Use trove.RetrievalLoss.available_losses() to see the name of all available loss functions.

For example, to use infonce, you can do this:

args = trove.ModelArguments(loss='infonce', ...)
model = trove.BiEncoderRetriever.from_model_args(args=args)
# how you instantiate your encoder does not impact the loss function
# this instantiates the same loss class
encoder = MyEncoder(args)
model = trove.BiEncoderRetriever(encoder=encoder, model_args=args)

Tip

If a loss function supports or expects extra keyword arguments in its __init__ method, you can pass those keyword arguments by loss_extra_kwargs argument of the retriever like trove.BiEncoderRetriever.from_model_args(args=args, loss_extra_kwargs={...})

Attention

When using Trove’s builtin InfoNCE loss (InfoNCELoss), you must use an instance of BinaryDataset for training. InfoNCELoss ignores the given labels. Instead, it assumes the positive is the very first item in the list of passages for each query.

Custom Loss Functions

You can easily implement and register a new loss function with Trove. You just need to create a subclass of RetrievalLoss that implements your loss function.

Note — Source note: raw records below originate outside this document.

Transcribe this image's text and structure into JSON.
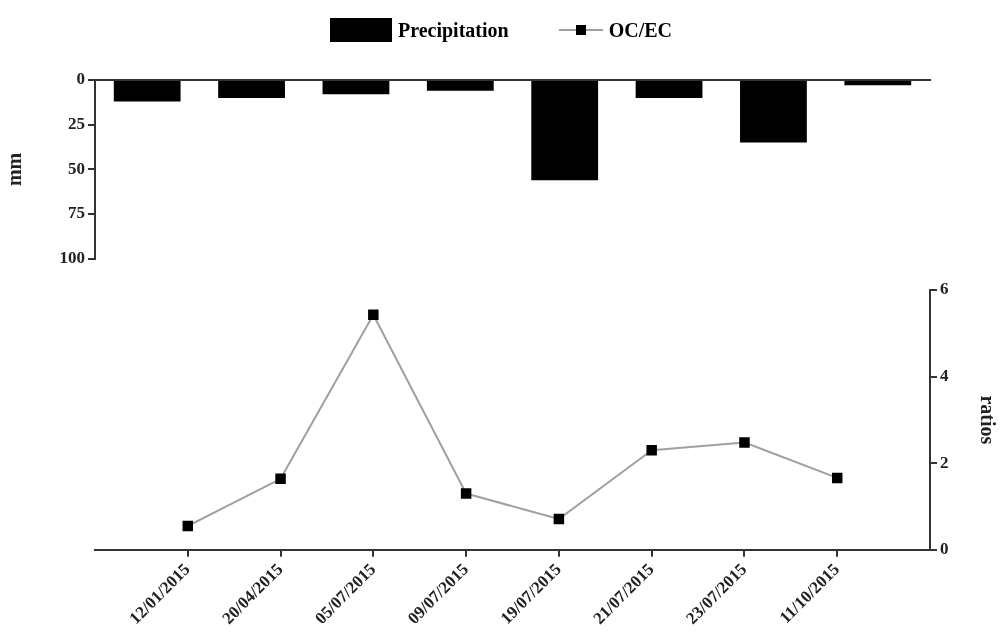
{
  "chart_data": [
    {
      "type": "bar",
      "categories": [
        null,
        null,
        null,
        null,
        null,
        null,
        null,
        null
      ],
      "ylabel": "mm",
      "ylim": [
        100,
        0
      ],
      "yticks": [
        0,
        25,
        50,
        75,
        100
      ],
      "tick_labels": "y",
      "legend": "top",
      "series": [
        {
          "name": "Precipitation",
          "color": "#000000",
          "values": [
            12,
            10,
            8,
            6,
            56,
            10,
            35,
            3
          ]
        }
      ]
    },
    {
      "type": "line",
      "categories": [
        "12/01/2015",
        "20/04/2015",
        "05/07/2015",
        "09/07/2015",
        "19/07/2015",
        "21/07/2015",
        "23/07/2015",
        "11/10/2015"
      ],
      "y2label": "ratios",
      "y2lim": [
        0,
        6
      ],
      "y2ticks": [
        0,
        2,
        4,
        6
      ],
      "legend": "top",
      "marker": "square",
      "line_style": "solid",
      "series": [
        {
          "name": "OC/EC",
          "color": "#a0a0a0",
          "axis": "y2",
          "values": [
            0.55,
            1.64,
            5.43,
            1.3,
            0.71,
            2.3,
            2.48,
            1.66
          ]
        }
      ]
    }
  ]
}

Let’s go through an example that implements the KL divergence loss. Note that KL loss is already implemented in Trove and you can use it by setting model_args.loss="kl".

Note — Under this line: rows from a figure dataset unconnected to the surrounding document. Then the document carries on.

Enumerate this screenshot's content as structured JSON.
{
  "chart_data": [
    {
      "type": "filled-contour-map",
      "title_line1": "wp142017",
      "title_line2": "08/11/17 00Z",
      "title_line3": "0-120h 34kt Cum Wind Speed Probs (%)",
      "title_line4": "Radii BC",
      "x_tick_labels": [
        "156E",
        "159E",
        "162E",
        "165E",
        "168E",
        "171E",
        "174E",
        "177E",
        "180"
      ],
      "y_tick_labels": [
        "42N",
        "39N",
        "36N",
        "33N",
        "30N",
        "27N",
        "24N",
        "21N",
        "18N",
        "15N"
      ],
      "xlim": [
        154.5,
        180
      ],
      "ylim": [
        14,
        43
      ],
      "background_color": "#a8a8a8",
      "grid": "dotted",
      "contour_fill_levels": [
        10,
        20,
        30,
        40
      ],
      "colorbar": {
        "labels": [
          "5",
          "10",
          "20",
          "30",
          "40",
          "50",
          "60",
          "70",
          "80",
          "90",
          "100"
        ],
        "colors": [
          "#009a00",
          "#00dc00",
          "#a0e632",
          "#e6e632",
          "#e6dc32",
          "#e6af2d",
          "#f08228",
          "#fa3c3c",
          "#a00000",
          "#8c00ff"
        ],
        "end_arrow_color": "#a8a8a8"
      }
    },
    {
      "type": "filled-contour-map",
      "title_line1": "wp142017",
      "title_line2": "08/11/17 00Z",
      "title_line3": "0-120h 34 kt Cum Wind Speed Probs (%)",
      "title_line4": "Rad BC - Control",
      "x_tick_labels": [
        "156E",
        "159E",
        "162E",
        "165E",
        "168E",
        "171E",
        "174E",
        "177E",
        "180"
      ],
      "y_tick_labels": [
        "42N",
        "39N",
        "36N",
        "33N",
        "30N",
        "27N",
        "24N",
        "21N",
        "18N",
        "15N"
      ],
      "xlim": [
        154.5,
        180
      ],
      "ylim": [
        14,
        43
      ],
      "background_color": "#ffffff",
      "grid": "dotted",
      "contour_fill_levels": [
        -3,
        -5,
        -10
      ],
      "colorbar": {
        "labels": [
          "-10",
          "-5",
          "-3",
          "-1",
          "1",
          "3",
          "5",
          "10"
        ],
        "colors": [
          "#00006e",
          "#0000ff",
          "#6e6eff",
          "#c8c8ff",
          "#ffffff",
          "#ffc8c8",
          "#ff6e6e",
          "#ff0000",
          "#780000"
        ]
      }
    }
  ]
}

First, we inherit from RetrievalLoss and parse the arguments.

class MyCustomKLLoss(RetrievalLoss):
    _alias = "custom_kl"

    def __init__(self, args: ModelArguments, **kwargs) -> None:
        super().__init__()
        self.temperature = args.temperature

Next, we implement the forward method that calculates the loss value.

def forward(self, logits: torch.Tensor, label: torch.Tensor, **kwargs) -> torch.Tensor:
    if label.size(1) != logits.size(1):
        label = torch.block_diag(*torch.chunk(label, label.shape[0]))

    preds = F.log_softmax(logits / self.temperature, dim=1)
    targets = F.log_softmax(label.double(), dim=1)
    loss = F.kl_div(
        input=preds, target=targets, log_target=True, reduction="batchmean"
    )
    return loss

logits are similarity scores between all queries and all documents. In a distributed environment with multiple processes, logits includes the similarity scores even for in-batch negatives. But, label only has enteries for labeled documents, and not for in-batch negatives (e.g., only for positives and mined hard negatives). So, shape of label and logits diverges. To make label and logits sizes match, we assign label zero (0) to all in-batch negatives and expand label matrix by:

label = torch.block_diag(*torch.chunk(label, label.shape[0]))

To use the new loss function, we just need to specify its name in model arguments:

model_args = ModelArguments(loss="custom_kl", ...)
# or
model_args = ModelArguments(loss="MyCustomKLLoss", ...)

Retrieval Logic

As you have seen so far, the retriever class is the main model class used in training and evaluation scripts. Trove implements the bi-encoder retrieval logic (BiEncoderRetriever), which encodes the query and document separately and then calculates their similarity based on some metric like dot product.

Here is an example that shows how to use the retriever class. See PretrainedRetriever and BiEncoderRetriever documentation for more details.

model = trove.BiEncoderRetriever.from_model_args(...)
# embed queries
query_embs = model.encode_query(query_tokens)
# embed passages
passage_embs = model.encode_passage(passage_tokens)
# full forward pass
output = model(query=query_tokens, passage=passage_tokens, label=labels) # label is optional
print(output.query.shape) # query embeddings
print(output.passage.shape) # passage embeddings
print(output.logits.shape) # query-passage similarity scores
# if lables are given and retriever is instantiated with a loss module
print(output.loss)

Custom Retrieval Logic

To implement a new retrieval logic, you need to create a subclass of PretrainedRetriever and implement the forward() method. See PretrainedRetriever documentation for signature of the forward() method. You can follow BiEncoderRetriever code as an example.